His stomach growled viciously as if agreeing with what he said.

“If fate thinks I’ll just lie down and starve again,” Roy murmured, eyes sharp despite his weak body, “then fate is about to be very disappointed.”

He didn’t need to rewrite the whole story. He didn’t need revenge. He didn’t even need happiness.

He just needed to survive.

And this time, he wouldn’t wait politely for death.

Chapter 3

Later

Roy looked at his mother, or at least this body's mother

He watched Luna like she might disappear if he looked away.

She moved softly, carefully, as if afraid of disturbing the world around her. Her clothes were worn thin. Her hair was tied back with shaking fingers. When she smiled at him, it was full of love—and guilt.

“Roy, are you hungry?” she asked quietly.

Roy swallowed.

“Yes,” he answered honestly.

She flinched, then smiled wider, too wide.

“I’ll find something,” She said quickly. “Mama will find something, okay?”

She left before he could respond.

Roy listened to her footsteps fade, then to the silence that followed. He knew that silence because he had experienced it before. It meant she was skipping another meal. Again.

She came back with half a stale bun.

“Here,” she said, placing it in his hands. “Eat slowly.”

Roy stared at it.

“Did you eat?” he asked.

Luna laughed nervously. “Of course! I’m not hungry.”

Lie.

Not a malicious one.
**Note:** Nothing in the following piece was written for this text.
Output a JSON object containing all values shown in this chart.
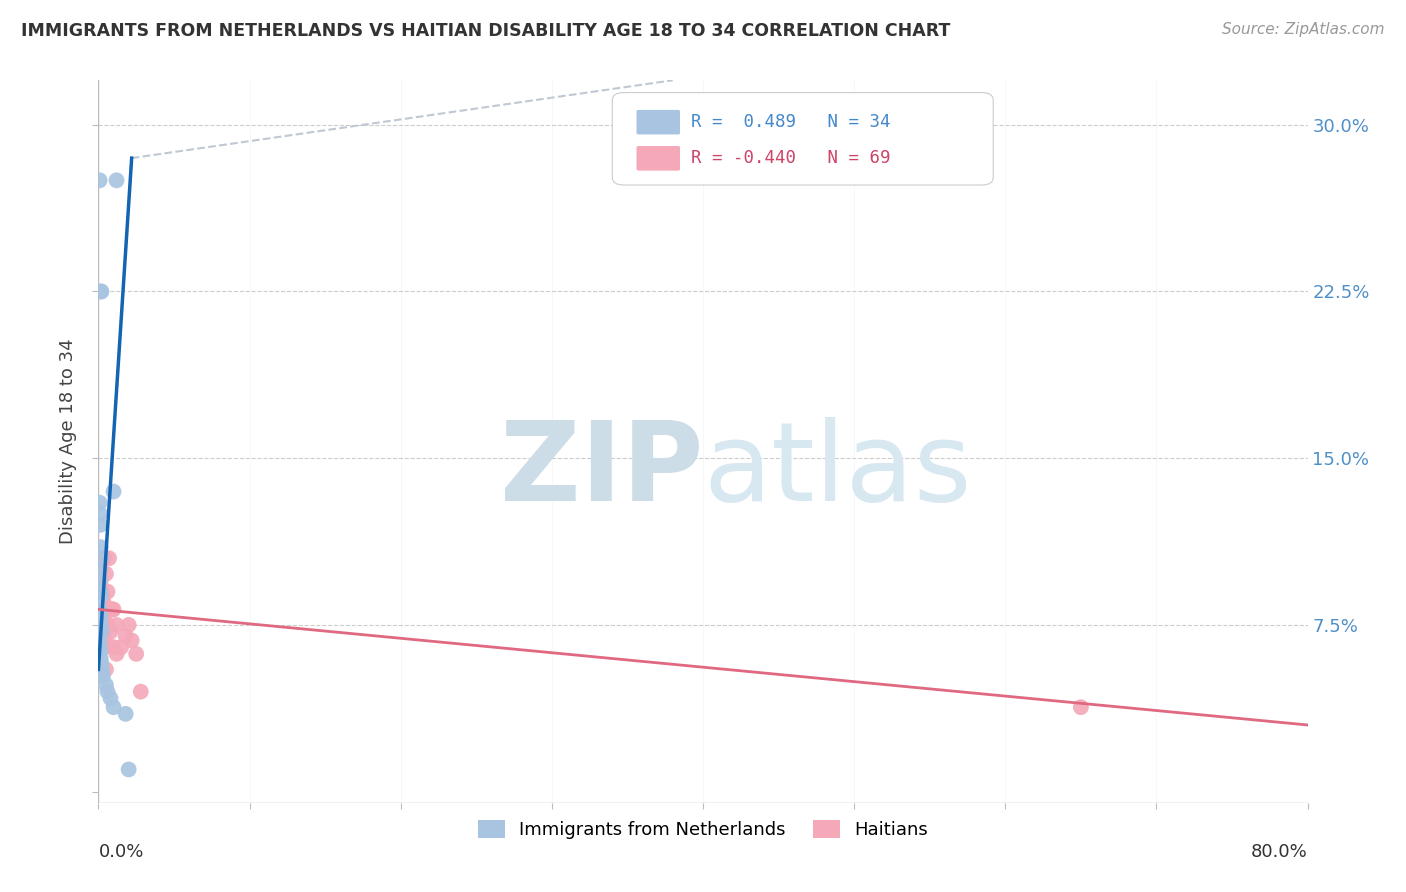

A desperate one.

Roy broke the bun in half and held it up. “Let’s share.”

Luna froze. “Roy—”

“I won’t eat if you don’t,” he said calmly.

She hesitated, then sat beside him, eyes shining. They ate together in silence.

The building they lived in barely deserved to be called shelter. Broken walls. Cold nights. Leaking roof. Roy catalogued everything automatically. Risk factors. Survival chances.

He understood now.

Luna hadn’t run away for money. She hadn’t been greedy. If not, she would have stayed and she would have definitely been rich, but She was afraid. Afraid of power. Afraid of being crushed. Afraid of a world too big and cruel.

And because of that fear, they were here.

Roy leaned against her side.

“I’ll be okay,” he said softly.

Luna hugged him tightly. “I’m sorry,” she whispered. “I’m so sorry.”

Roy closed his eyes.

'Don’t be sorry', he thought. 'Just stay alive'.

This time, he wouldn’t survive alone.